Tank wash here has 2 on day shift and 2 on 2nd shift. The two on 2nd shift are there til 12:00 midnight. It all depends on how the freight runs. Many loads don’t start rolling until the afternoon. That is when 2nd shift becomes busier.
Water usage a concern?: We try to reduce water usage, because water disposal is the larger issue. Our sanitation and disposal is quite expensive. We also have a heel program in place, which helps the environment. Before we begin cleaning, we capture any residue or "heel" of chemicals that might be left in the tank. Plus, there is an oil/water separator. This helps reduce the amount of waste that actually goes into the sewer.
Your Main Customer?: L’Oréal is less than a mile away. The L’Oréal business cycle determines when we are busiest. Every other tank wash facility in this area is located across the river in Cincinnati...actually 15 miles north of Cincinnati at the top end of the 275 loop. Drivers do not want to fight the traffic to get down here from Cincinnati and across the river. We’re convenient for everyone on this side of the river. We do a good job.
Best Part of the Job?: Payday. After you do a job 17 years, very few things come up that I haven't seen or done before. Having this job down makes it nice because I don't have to worry about too much.
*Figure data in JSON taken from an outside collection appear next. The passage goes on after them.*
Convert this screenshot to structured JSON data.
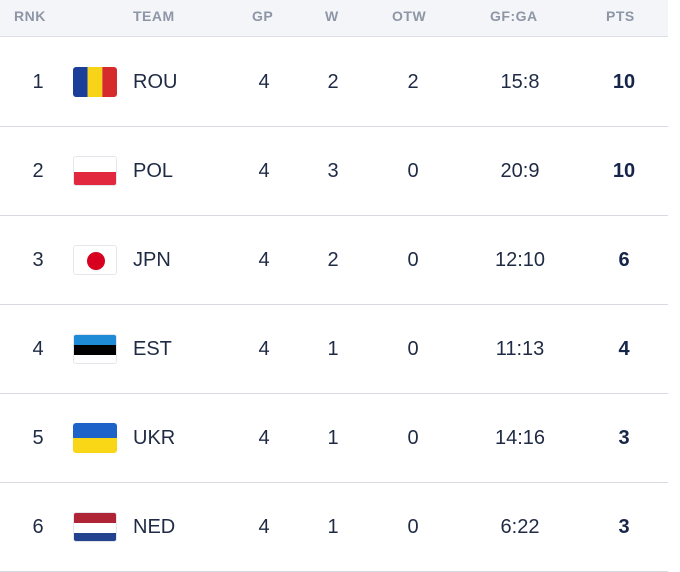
{
  "headers": {
    "rnk": "RNK",
    "team": "TEAM",
    "gp": "GP",
    "w": "W",
    "otw": "OTW",
    "gfga": "GF:GA",
    "pts": "PTS"
  },
  "rows": [
    {
      "rank": "1",
      "team": "ROU",
      "flag_icon": "romania-flag-icon",
      "gp": "4",
      "w": "2",
      "otw": "2",
      "gfga": "15:8",
      "pts": "10"
    },
    {
      "rank": "2",
      "team": "POL",
      "flag_icon": "poland-flag-icon",
      "gp": "4",
      "w": "3",
      "otw": "0",
      "gfga": "20:9",
      "pts": "10"
    },
    {
      "rank": "3",
      "team": "JPN",
      "flag_icon": "japan-flag-icon",
      "gp": "4",
      "w": "2",
      "otw": "0",
      "gfga": "12:10",
      "pts": "6"
    },
    {
      "rank": "4",
      "team": "EST",
      "flag_icon": "estonia-flag-icon",
      "gp": "4",
      "w": "1",
      "otw": "0",
      "gfga": "11:13",
      "pts": "4"
    },
    {
      "rank": "5",
      "team": "UKR",
      "flag_icon": "ukraine-flag-icon",
      "gp": "4",
      "w": "1",
      "otw": "0",
      "gfga": "14:16",
      "pts": "3"
    },
    {
      "rank": "6",
      "team": "NED",
      "flag_icon": "netherlands-flag-icon",
      "gp": "4",
      "w": "1",
      "otw": "0",
      "gfga": "6:22",
      "pts": "3"
    }
  ],
  "colors": {
    "text": "#1f2a44",
    "header_text": "#8e96a6",
    "header_bg": "#f3f5f8",
    "divider": "#d7dbe1",
    "points": "#16254a"
  }
}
Least Favorite Part of the Job?: Tank Entry. It is very cumbersome with a lot of equipment you have to wear but a necessity to make sure the trailers meet our customers’ requirements. When going into a trailer, the air is what we call “supplied air.” We ventilate by pulling outside air in. To do that, we use a system where a compressor supplies filtered air that we breathe. We started using the filtered supplied air a few years back. There is a lot of training involved. Once a year we do annual training and go over scenarios where we have to rescue someone out of a tank. Following the proper safety protocol is crucial for:
1. protecting lives
2. protecting customers
It is definitely time consuming to do it the right way, but that's the only way we're going to do it.